Thursday, February 27, 2003

GEORGE WILL -- HYPOCRITE, TOO: Well, beneath all the fustigating, at least George Will's editorial today is clear about one thing:


". . .if the Republican Senate leadership cannot bring [Estrada's] nomination to a vote, Republican 'control' of the Senate will be risible.'

Will accuses Democrats of seeking to "nullify[] the president's power to shape the judiciary." Here's a description of Will's editorial: an expansionist view of executive power combines with a kind of constitutional argument, coincidentally, at the precise moment in history in which a Republican president is trying to nominate judges who are objected to by Democrats. Oh, and, coincidentally, Republicans have been arguing all along that they have the correct constitutional understanding, and that it's likely that 70 years of constitutional law is actually unconstitutional.


But two things are really strange about today's editorial. One is that in an October 12, 1997 editorial published in the Times-Picayune urging the Republicans to reject Bill Lan Lee, then a Clinton nominee for assistant attorney general for civil rights, Will argued as follows:

A sufficient reason for the Senate Judiciary Committee to reject President Clinton's nomination of Bill Lann Lee to be assistant attorney general for civil rights is that Lee, in his career of litigating on behalf of peculiar notions of "civil rights," has exemplified the aggressive cynicism characteristic of today's liberal idealists.


A deeply satisfying and entirely valid second reason for rejecting the nomination is payback. In 1989 the committee, then controlled by Democrats, rejected President Bush's nomination of William Lucas to the position for which Lee has been nominated.


Note, then, that Will urges payback when it suits him. Interesting.

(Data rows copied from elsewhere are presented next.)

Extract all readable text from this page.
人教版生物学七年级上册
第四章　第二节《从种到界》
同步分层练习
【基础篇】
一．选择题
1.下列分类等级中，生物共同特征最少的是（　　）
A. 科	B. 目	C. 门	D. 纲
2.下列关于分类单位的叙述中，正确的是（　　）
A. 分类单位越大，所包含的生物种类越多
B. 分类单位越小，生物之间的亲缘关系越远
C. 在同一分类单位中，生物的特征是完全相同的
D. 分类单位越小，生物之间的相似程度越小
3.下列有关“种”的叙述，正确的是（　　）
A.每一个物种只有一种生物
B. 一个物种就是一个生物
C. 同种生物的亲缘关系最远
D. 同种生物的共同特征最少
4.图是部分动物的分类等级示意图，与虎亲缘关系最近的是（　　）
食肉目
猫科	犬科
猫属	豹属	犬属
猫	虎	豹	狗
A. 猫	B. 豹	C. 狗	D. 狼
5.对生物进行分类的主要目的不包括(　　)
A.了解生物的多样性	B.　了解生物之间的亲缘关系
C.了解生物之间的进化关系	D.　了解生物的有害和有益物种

A second is that in an editorial on April 18, 1994, also in the Times-Picayune, Will sneeringly wrote the following lines about Clinton's admittedly weird floating of George Mitchell for a Supreme Court seat:

Again the president is allowing the selection process to become so protracted that all the ideological, racial, ethnic and sexual lobbies can work up a robust sense of entitlement to the court seat. Given the importance of California - and Florida and Texas - to the president's re-election plans, he may be looking for someone with a Hispanic surname.


That would please people who subscribe to the theory of categorical representation - that people can only be properly represented by people of the same racial, sexual or ethnic category. That theory is pernicious when applied to representative institutions, and is doubly so when applied to judicial institutions. But perhaps the Supreme Court no longer is one.


Since it is so clear that Bush has been using race as a wedge issue here -- and this is not lost on Orrin Hatch, as I noted yesterday, here -- it is surprising that Will does not now comment on it. I suppose Will is still a subscriber to a Clinton-centered view of political evil: when Clinton does something, it's bad, but when Republicans use the same tactics, it's high-minded defense of constitutional principles.

Michael Kinsley is proven to be right again: Judicial nomination battles bring out the hypocrite in all of us. Even the hypocrite in George Will. I understand that as a prolific writer and publicist, Will has made a very good living arguing some very smart positions. I often agree with him, albeit more typically on baseball than on politics. But if Will wants to retain whatever credibility he has left in my eyes, he will need to provide a convincing explanation of today's editorial in light of his past endorsement of "payback" and his past criticism of nominations based on race or ethnicity.


Thanks to How Appealing for the link to Will's editorial.